At the ceremony commemorating the centennial of the “Nankana massacre,” Pakistan’s Anti-Narcotics minister claims that Pakistan respects and protects non-Muslims whilst India commits ‘atrocities” against them. Activists and clergymen are dismissive of such claims. Rev Bashir cites a long list of abuses, from sexual assault to false accusations of blasphemy.
Lahore (AsiaNews) – Pakistan's Anti-Narcotics Minister Ijaz Shah spoke recently at the centennial of the Saka Nankana or Nankana massacre.
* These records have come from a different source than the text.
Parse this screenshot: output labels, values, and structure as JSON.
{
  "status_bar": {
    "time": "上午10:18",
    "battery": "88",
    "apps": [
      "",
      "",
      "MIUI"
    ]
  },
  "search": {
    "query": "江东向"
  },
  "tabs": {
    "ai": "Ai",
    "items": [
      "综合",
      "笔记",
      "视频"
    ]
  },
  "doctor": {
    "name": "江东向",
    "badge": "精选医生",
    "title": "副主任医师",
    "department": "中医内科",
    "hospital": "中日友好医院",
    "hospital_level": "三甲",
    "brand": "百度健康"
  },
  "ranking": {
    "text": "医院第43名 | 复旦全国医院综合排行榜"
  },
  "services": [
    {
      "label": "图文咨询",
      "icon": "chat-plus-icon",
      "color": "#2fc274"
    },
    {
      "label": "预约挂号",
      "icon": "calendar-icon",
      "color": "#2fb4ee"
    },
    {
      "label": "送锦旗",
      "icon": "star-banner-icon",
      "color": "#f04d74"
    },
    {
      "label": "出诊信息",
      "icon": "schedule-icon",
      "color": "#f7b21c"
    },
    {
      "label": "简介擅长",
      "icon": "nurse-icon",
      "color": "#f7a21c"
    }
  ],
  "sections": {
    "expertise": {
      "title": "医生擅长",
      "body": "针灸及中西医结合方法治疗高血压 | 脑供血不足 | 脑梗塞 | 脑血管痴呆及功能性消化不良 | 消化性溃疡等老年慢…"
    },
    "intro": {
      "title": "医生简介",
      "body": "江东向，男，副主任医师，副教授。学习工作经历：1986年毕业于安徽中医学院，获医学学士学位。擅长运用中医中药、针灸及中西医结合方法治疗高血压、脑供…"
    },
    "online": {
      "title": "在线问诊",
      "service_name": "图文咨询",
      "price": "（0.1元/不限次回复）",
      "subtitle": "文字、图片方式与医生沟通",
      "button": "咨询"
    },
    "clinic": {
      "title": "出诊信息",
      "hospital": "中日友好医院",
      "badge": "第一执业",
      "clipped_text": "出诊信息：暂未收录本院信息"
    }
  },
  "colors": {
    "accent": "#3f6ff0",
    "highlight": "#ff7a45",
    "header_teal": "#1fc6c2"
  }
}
His controversial speech sparked outrage.
At the ceremony held last Sunday in Nankana Sahib, Lahore (Punjab), the politician said that all minorities in the country are respected and protected, while in India they are the subject of “atrocities”.
This elicited an immediate response from some prominent individuals, including some Christians, who cited many examples of violations, evidence that minorities are protected only “on paper”.
The minister spoke at an event marking the centenary of the Nankana massacre, an anniversary that brought many Sikh pilgrims from across Pakistan and also abroad.
The anniversary commemorates the killing of more than 260 Sikhs, some as young as seven, at the hands of the last Udasi Custodian, Mahant Narayan Das, and his mercenaries when the area was still part of British India.
The three-day observance coincided with the birthday of Guru Nanak, founder of Sikhism, which was celebrated in the presence of politicians, religious leaders, minority representatives, activists and worshippers gathered in Nankana Sahib.
Addressing those present, the Anti-Narcotics Minister said that “good treatment of minorities is one of the obligations of the Islamic religion” and “the white colour in our national flag represents minorities”. Guru Nanak, he added, “taught the lesson of peace and love to people”.
Mr Shah also noted that the Baba Guru Nanak University was under construction, and that it would bring an educational revolution in the area, paid entirely by the Pakistani government.
The minister's celebratory words raised concern, even outrage, in many representatives of religious minorities who say that it is false to say that “religious minorities enjoy full respect in Pakistan”.
For Rev Javed Bashir, a pastor with the Voice of Christ Pentecostal Church in Karachi, Ijaz Shah's words are contrary to reality “because not only Christians, but all minorities face a difficult situation” that is getting worse “day to day”.”
“Let us pray for the leaders and authorities of our country, that they may bring true peace and prosperity to our nation,” the Christian leader said. “We are concerned about the future of our young people” and it remains essential to “educate children”.
Citing a recent report by International Christian Concern, Rev Bashir noted that non-Muslims are at critical moment, subjected to many abuses and acts of violence.
The report, he points out, documents at least 38 episodes of persecution that include “discrimination, sexual assaults, kidnappings, forced conversions, forced marriages, spurious accusations of blasphemy, and even murder.”